If it's a magnificent view of the Hudson that suits their style, it's available. If it's an alternative, Woodstock, flowers-in-the-hair party, it can be found. If it's a palatial, elegant estate, the whole-nine-yards event, it's doable. If it's on-the-water or by the river, it can be held in our backyard. There is no wedding style which cannot be accommodated in the Hudson Valley!
Which brings us to the choice of location. Although time constraints in the choice of venues may offer obstacles, it also provides couples with an opportunity to think "out of the box." With venue options particularly, creativity can be a valuable asset and provide an exciting challenge. The Hudson Valley offers an amazing variety of both traditional and alternative/unusual wedding locations.
For couples who are willing to be flexible with their dates and the time of their wedding, there may well be traditional wedding locations available, if that's what they are looking for. Larger wedding venues are often equipped to hold more than one wedding on a particular date, so couples should not assume that a location is unavailable before they inquire.
The choices which are available in the Hudson Valley range from elaborate hotel ballrooms to low-cost local VFW halls, fire stations, and church and synagogue back rooms. Depending on the style of wedding which the couple wants, they should may also consider a country club, favorite restaurant, historic site, mansion, villa, estate, chateau, landmark building, museum, art gallery, yacht, inn, B & B, seasoned barn, park, garden, vineyard, destination resort, alternative resort, or the ever-popular home/house wedding on their own or another's property.
Last, but certainly not least, is the selection of the wedding/bridal party. A wedding is after all a celebration to be shared with friends and family. Although last in this article's list, people more than things and places, are a critical element in the success of any wedding. With a wedding which is being planned "last minute," the choice of people may be influenced by logistics. Attendants will need enough time to make travel and lodging arrangements and will, of course, need to be available on the chosen wedding date. Being an attendant and someone's wedding involves financial issues as well. Especially when attendants are not given a great deal of planning time, they may be required to spend more than they are able to. This can be a place where the couple needs to pick up part of the tab in order to ensure that those special people will indeed be able to participate.

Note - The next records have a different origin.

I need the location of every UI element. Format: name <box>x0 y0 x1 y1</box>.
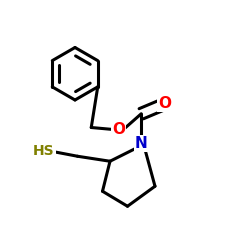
Text: O: O <box>158 96 172 111</box>
Text: HS: HS <box>33 144 54 158</box>
Text: O: O <box>112 122 125 138</box>
Text: N: N <box>135 136 147 151</box>
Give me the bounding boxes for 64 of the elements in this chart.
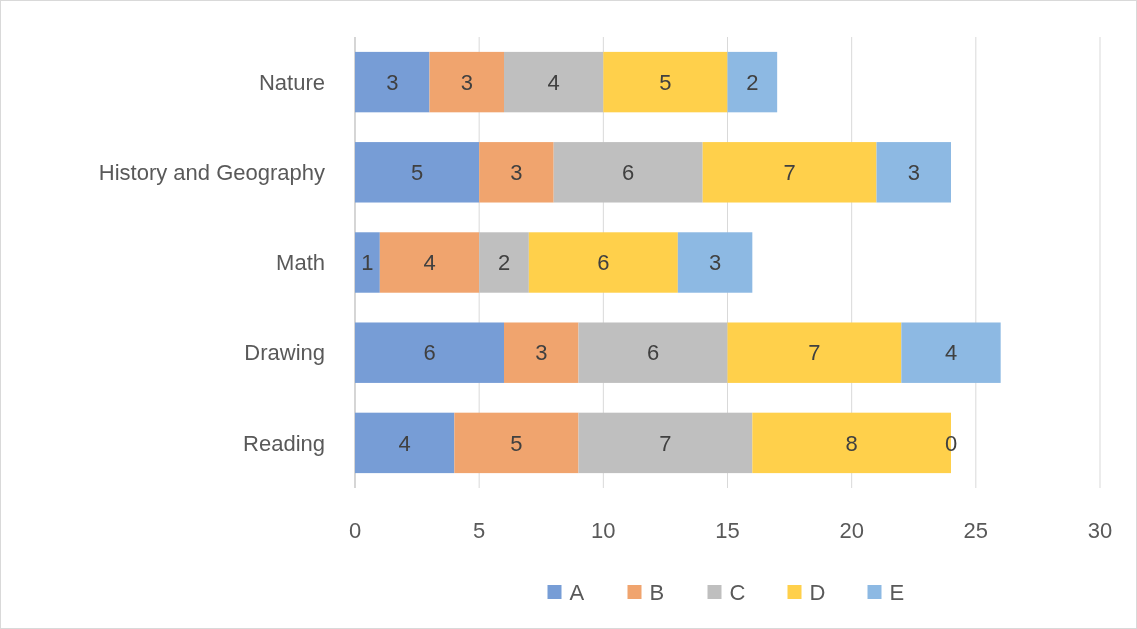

It is not our intention to ignore or minimize the planning details which come before and after the wedding, such as choosing an engagement ring, purchasing and mailing announcements and invitations, pre-wedding parties (bachelor, bachelorette, rehearsal dinner), honeymoon travel and more. These too may involve some extra crunching, but by following priorities and by organizing, everything will ultimately get done. Again we suggest making use of available resources.

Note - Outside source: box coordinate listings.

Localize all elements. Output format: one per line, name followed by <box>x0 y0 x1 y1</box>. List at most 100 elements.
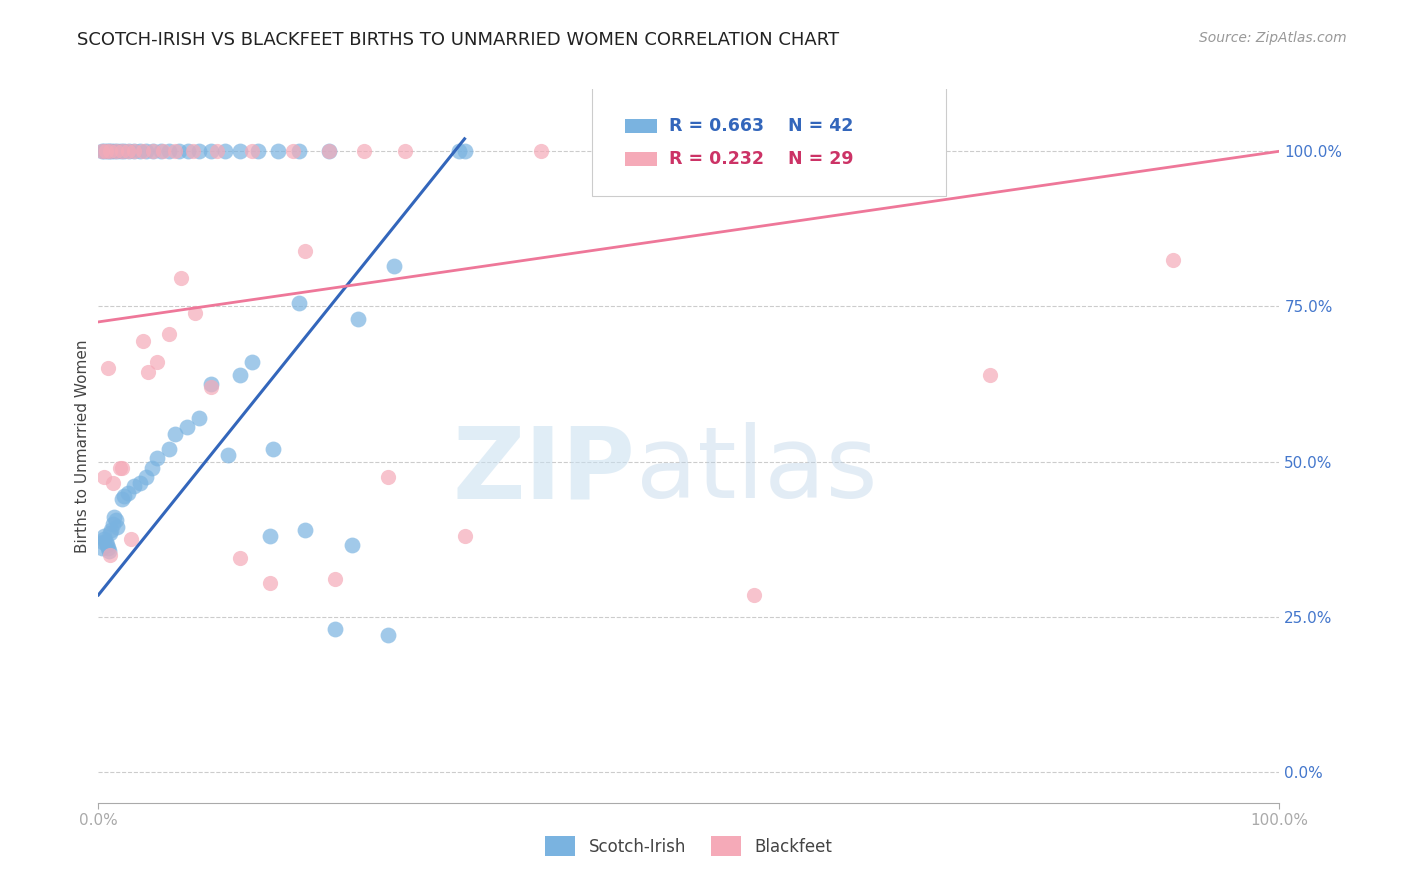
Point <box>377 470 399 484</box>
Point <box>93 145 115 159</box>
Point <box>157 145 180 159</box>
Point <box>167 145 190 159</box>
Point <box>117 145 139 159</box>
Point <box>93 470 115 484</box>
Point <box>353 145 375 159</box>
Point <box>128 145 150 159</box>
Point <box>259 529 281 543</box>
Point <box>98 548 121 562</box>
Point <box>240 355 263 369</box>
Point <box>111 145 134 159</box>
Point <box>394 145 416 159</box>
Point <box>128 476 150 491</box>
Point <box>101 516 124 531</box>
Point <box>377 628 399 642</box>
Point <box>200 145 222 159</box>
Point <box>176 420 198 434</box>
Text: R = 0.663    N = 42: R = 0.663 N = 42 <box>669 117 853 135</box>
FancyBboxPatch shape <box>592 86 946 196</box>
Point <box>91 541 114 556</box>
Point <box>91 145 114 159</box>
Point <box>94 535 117 549</box>
Point <box>135 470 157 484</box>
Point <box>112 489 135 503</box>
Point <box>229 368 252 382</box>
Point <box>453 145 475 159</box>
Point <box>101 476 124 491</box>
Point <box>200 376 222 391</box>
Point <box>146 451 169 466</box>
Point <box>184 305 207 319</box>
Point <box>132 334 155 348</box>
Point <box>294 523 316 537</box>
Point <box>318 145 340 159</box>
Point <box>382 259 405 273</box>
Point <box>214 145 236 159</box>
Point <box>152 145 174 159</box>
Point <box>122 479 145 493</box>
Text: R = 0.232    N = 29: R = 0.232 N = 29 <box>669 150 853 169</box>
Point <box>111 491 134 506</box>
Point <box>181 145 204 159</box>
Point <box>98 525 121 540</box>
Point <box>318 145 340 159</box>
Point <box>103 510 125 524</box>
Point <box>105 145 128 159</box>
Point <box>98 544 121 558</box>
Point <box>91 145 114 159</box>
Point <box>262 442 284 456</box>
Point <box>105 145 128 159</box>
Point <box>150 145 173 159</box>
Point <box>94 145 117 159</box>
Point <box>246 145 269 159</box>
Point <box>177 145 200 159</box>
Point <box>288 296 311 310</box>
Point <box>93 529 115 543</box>
Legend: Scotch-Irish, Blackfeet: Scotch-Irish, Blackfeet <box>538 830 839 863</box>
Point <box>1161 252 1184 267</box>
Point <box>142 145 165 159</box>
Point <box>187 145 209 159</box>
Point <box>288 145 311 159</box>
Y-axis label: Births to Unmarried Women: Births to Unmarried Women <box>75 339 90 553</box>
Point <box>200 380 222 394</box>
Point <box>259 575 281 590</box>
Point <box>157 442 180 456</box>
Point <box>240 145 263 159</box>
FancyBboxPatch shape <box>626 153 657 166</box>
Point <box>112 145 135 159</box>
Point <box>122 145 145 159</box>
Point <box>217 448 239 462</box>
Point <box>96 145 118 159</box>
Point <box>979 368 1001 382</box>
Point <box>453 529 475 543</box>
Point <box>323 573 346 587</box>
Point <box>121 532 143 546</box>
Point <box>96 538 118 552</box>
Point <box>323 622 346 636</box>
Point <box>347 311 370 326</box>
Point <box>118 145 141 159</box>
Point <box>267 145 290 159</box>
Point <box>97 541 120 556</box>
Point <box>142 145 165 159</box>
Point <box>342 538 364 552</box>
Point <box>135 145 157 159</box>
Point <box>105 513 128 527</box>
Point <box>165 145 187 159</box>
Point <box>170 271 193 285</box>
Point <box>136 365 159 379</box>
Point <box>141 460 163 475</box>
Point <box>742 588 765 602</box>
Point <box>530 145 553 159</box>
Point <box>187 411 209 425</box>
Point <box>122 145 145 159</box>
Point <box>97 361 120 376</box>
Point <box>91 535 114 549</box>
Point <box>229 145 252 159</box>
Point <box>117 485 139 500</box>
Point <box>100 523 122 537</box>
Point <box>98 145 121 159</box>
FancyBboxPatch shape <box>626 119 657 133</box>
Text: ZIP: ZIP <box>453 423 636 519</box>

Time constraint is just one of many logistic issues which couples may face in planning their special day. It's important to keep in mind that the problems inherent in coordinating a short-term wedding are all surmountable. The key is to stay focused, set priorities, stick to the ground rules they set, make full use of available resources, remember that people are more important than things and always, most of all, keep mindful that they are coordinating a happy occasion and should attempt to enjoy every moment of the process.